The cherry blossom season in March is always a popular time for tourists to visit Japan. This year, however, it may not have been the only reason why more than 3.1 million visitors – a one-month record, according to Japan’s National Tourism Organisation – visited the Land of the Rising Sun.
Foreign tourists have been making the most of their harder currencies such as the euro and dollar to gain from an advantageous exchange rate with Japan’s weaker currency.
Although the fall in the yen is hurting Japanese households, visitors to Japan are benefiting from the exchange rate difference, according to the AFP press agency.
Average spending per person by foreign tourists was up by 52% between January and March this year, the agency reported, compared with the same period in 2019. That was the last year of comparison because of the Covid-19 pandemic.
A 1,000-yen ramen cost €8 euros back then, compared with €5.8 euros at the start of the week. And a luxury watch costing 5,600 euros in 2019 is now worth “only” around €4,000. Tourists can also benefit from tax relief by presenting their passports.
A benefit to both foreign tourists and large local companies
A weak yen is often seen as a boon for “Japan Inc” as it helps to make commercial exports, such as Nipon’s car exports, cheaper abroad and boosts profits when income from abroad is brought home.
However, at the same time, it raises the cost of raw materials, food and fuel, adversely affecting farmers who import fertilisers to small manufacturers who rely on spare parts from China.

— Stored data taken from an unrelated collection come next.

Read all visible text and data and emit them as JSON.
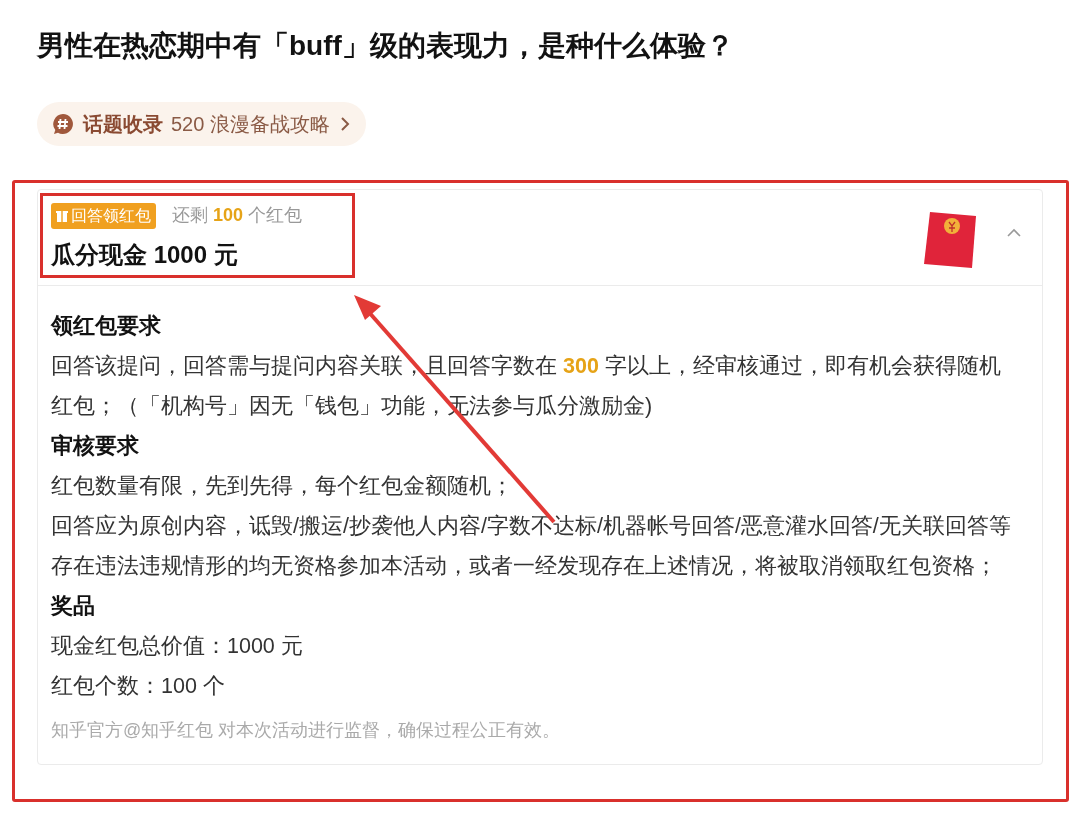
{
  "question": {
    "title": "男性在热恋期中有「buff」级的表现力，是种什么体验？"
  },
  "topic_pill": {
    "label": "话题收录",
    "name": "520 浪漫备战攻略"
  },
  "reward_card": {
    "expanded": true,
    "badge": "回答领红包",
    "remaining": [
      {
        "text": "还剩 ",
        "kind": "plain"
      },
      {
        "text": "100",
        "kind": "highlight"
      },
      {
        "text": " 个红包",
        "kind": "plain"
      }
    ],
    "title": "瓜分现金 1000 元",
    "sections": [
      {
        "heading": "领红包要求",
        "paragraphs": [
          [
            {
              "text": "回答该提问，回答需与提问内容关联，且回答字数在 ",
              "kind": "plain"
            },
            {
              "text": "300",
              "kind": "highlight"
            },
            {
              "text": " 字以上，经审核通过，即有机会获得随机红包；（「机构号」因无「钱包」功能，无法参与瓜分激励金)",
              "kind": "plain"
            }
          ]
        ]
      },
      {
        "heading": "审核要求",
        "paragraphs": [
          [
            {
              "text": "红包数量有限，先到先得，每个红包金额随机；",
              "kind": "plain"
            }
          ],
          [
            {
              "text": "回答应为原创内容，诋毁/搬运/抄袭他人内容/字数不达标/机器帐号回答/恶意灌水回答/无关联回答等存在违法违规情形的均无资格参加本活动，或者一经发现存在上述情况，将被取消领取红包资格；",
              "kind": "plain"
            }
          ]
        ]
      },
      {
        "heading": "奖品",
        "paragraphs": [
          [
            {
              "text": "现金红包总价值：1000 元",
              "kind": "plain"
            }
          ],
          [
            {
              "text": "红包个数：100 个",
              "kind": "plain"
            }
          ]
        ]
      }
    ],
    "footer": "知乎官方@知乎红包 对本次活动进行监督，确保过程公正有效。"
  }
}
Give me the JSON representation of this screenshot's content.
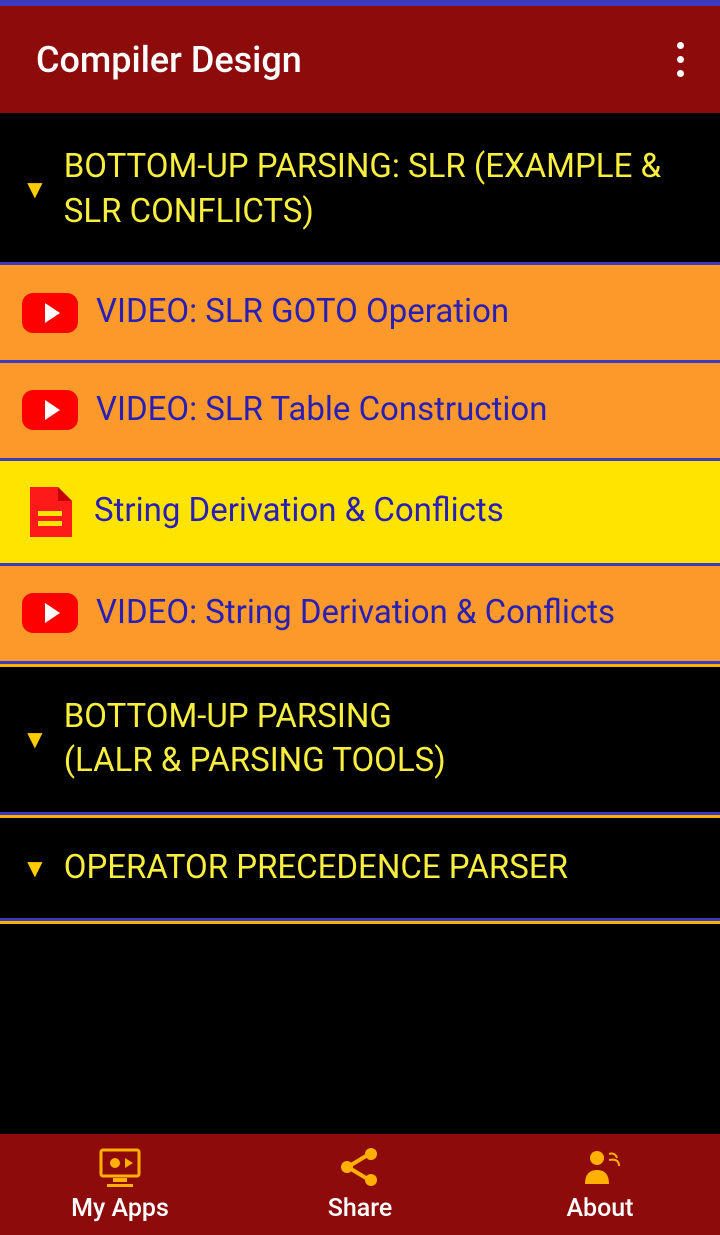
{
  "appBar": {
    "title": "Compiler Design"
  },
  "sections": [
    {
      "type": "header",
      "text": "BOTTOM-UP PARSING: SLR (EXAMPLE & SLR CONFLICTS)"
    },
    {
      "type": "video",
      "text": "VIDEO: SLR GOTO Operation"
    },
    {
      "type": "video",
      "text": "VIDEO: SLR Table Construction"
    },
    {
      "type": "doc",
      "text": "String Derivation & Conflicts"
    },
    {
      "type": "video",
      "text": "VIDEO: String Derivation & Conflicts"
    },
    {
      "type": "header",
      "text": "BOTTOM-UP PARSING\n(LALR & PARSING TOOLS)"
    },
    {
      "type": "header",
      "text": "OPERATOR PRECEDENCE PARSER"
    }
  ],
  "bottomNav": {
    "myApps": "My Apps",
    "share": "Share",
    "about": "About"
  }
}
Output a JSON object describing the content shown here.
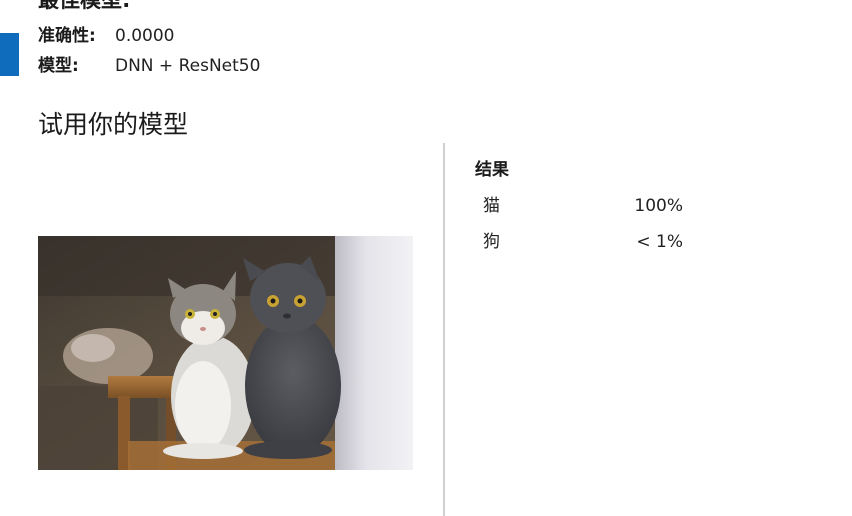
{
  "colors": {
    "accent": "#0F6CBD",
    "divider": "#d0d0d0"
  },
  "best_model": {
    "heading": "最佳模型:",
    "accuracy_label": "准确性:",
    "accuracy_value": "0.0000",
    "model_label": "模型:",
    "model_value": "DNN + ResNet50"
  },
  "try": {
    "title": "试用你的模型",
    "image_icon": "two-cats-photo"
  },
  "results": {
    "label": "结果",
    "items": [
      {
        "name": "猫",
        "value": "100%"
      },
      {
        "name": "狗",
        "value": "< 1%"
      }
    ]
  }
}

Small businesses employ most of the workers in Japan, and cannot afford to pass on rising costs by raising their selling prices in a competitive market.
What is the yen’s future?
EUR/JPY extended its losses for the third consecutive session, trading around 164.60 during Friday’s European session. The Japanese yen (JPY) strengthened on Friday following a potential intervention by the Japanese government, marking the second such incident in a week, according to Reuters.
On 29 April, the currency plummeted against the dollar to 160.17 yen, a level last reached in 1990. It later recovered.
On 1 May, a sharp rise took the Japanese currency to 153.04 yen to the dollar although it later fell back slightly. Even so, by the close of dealing, the Japanese currency was still up 2.08% on the day, a big jump in a market where daily fluctuations are often limited to a few tenths of a percentage point.
Bank of Japan (BoJ) data has revealed that Japanese authorities may have spent around JPY3.66 trillion on 1 May in supporting the yen. Earlier in the week, the Japanese Ministry of Finance also intervened in the market, potentially investing around JPY 6,000 billion (€36 billion).
According to Bloomberg, Masato Kanda, Japan’s top currency diplomat, declined to confirm the intervention directly but indicated that the Ministry of Finance intended to disclose related data by the end of the month.
Despite the sharp fall in its currency, the Japanese central bank left its key rate unchanged at the end of April, keeping it between 0% and 0.1%, and maintaining a rather conciliatory tone.
This was an expected break after the BoJ began normalising its monetary policy in March, when it put an end to its negative interest rates, the most spectacular tool in its ultra-accommodative policy.